As referências do filme também se transformam na segunda metade, e a direção parece tatear como se estivesse no escuro, buscando elementos que sustentem o novo universo que é obrigada a criar se pretende que a franquia dure mais dois filmes. Extermínio: A Evolução remete então a Mad Max (no santuário improvável do personagem de Ralph Fiennes), gira em falso, até terminar em Laranja Mecânica. Tudo muito esquisito e que gruda (mal) com o início exuberante, noturno, assombroso e promissor.

Um “mais do mesmo” – porém, bem realizado

Conforme sabemos, é difícil ser criativo em cima de uma temática tão batida (para não usar palavra pior): de novo o “fim do mundo”? De novo “zumbis”? De novo pai e filho lutando pela sobrevivência numa paisagem apocalíptica? Quantas vezes assistimos a conteúdo semelhante, somente nas últimas duas décadas?

O público se renova a cada geração, e aparentemente a tensão social que deu origem à primeira grande leva de filmes sobre mortos-vivos (a paranoia da Guerra Fria) também resiste na mentalidade do espectador contemporâneo: tão (ou mais) neurótico a respeito de “contaminações”, “vírus” e “futuros apocalípticos” quanto aquele de 50 anos atrás. 

O ponto alto do filme parece ser mesmo sua abertura, toda a primeira parte centrada na dupla pai e filho, que é editada de maneira muito mais arriscada e original que a segunda. Algumas cenas são difíceis de sair da cabeça – especialmente a fuga antes de a maré subir, cujo visual é tão elaborado que mais se parece com um sonho. Depois, o filme cai num marasmo difícil de evitar, e certamente o epílogo funciona menos que o começo, um excesso sentimental que soa forçado num filme que deveria ser sobre mortos-vivos.
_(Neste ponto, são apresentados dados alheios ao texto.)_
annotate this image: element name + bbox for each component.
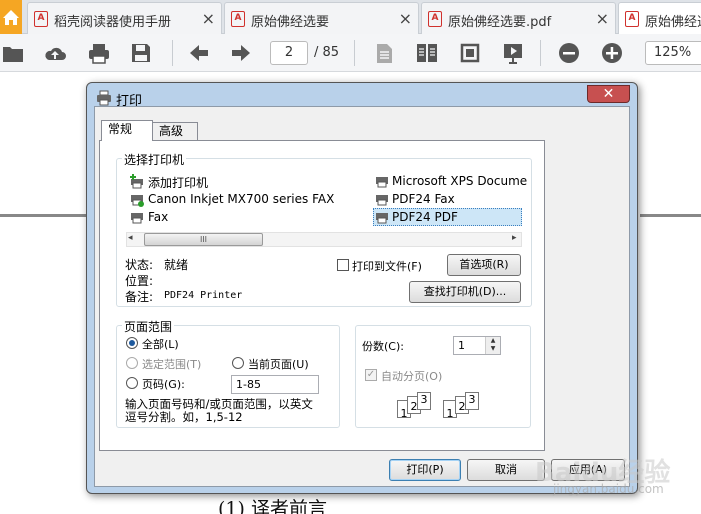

Sem necessariamente renovar o subgênero (nem sabemos se isso seria possível), Extermínio: A Evolução é ligeiro na minutagem, violento na medida que o público exige e original em algumas propostas que ele infelizmente deixa de lado ao longo do caminho. Fica a curiosidade de como os filmes futuros trabalharão com esse esboço de universo que o filme propõe e que, misturados, parecem confusos em seu desfecho.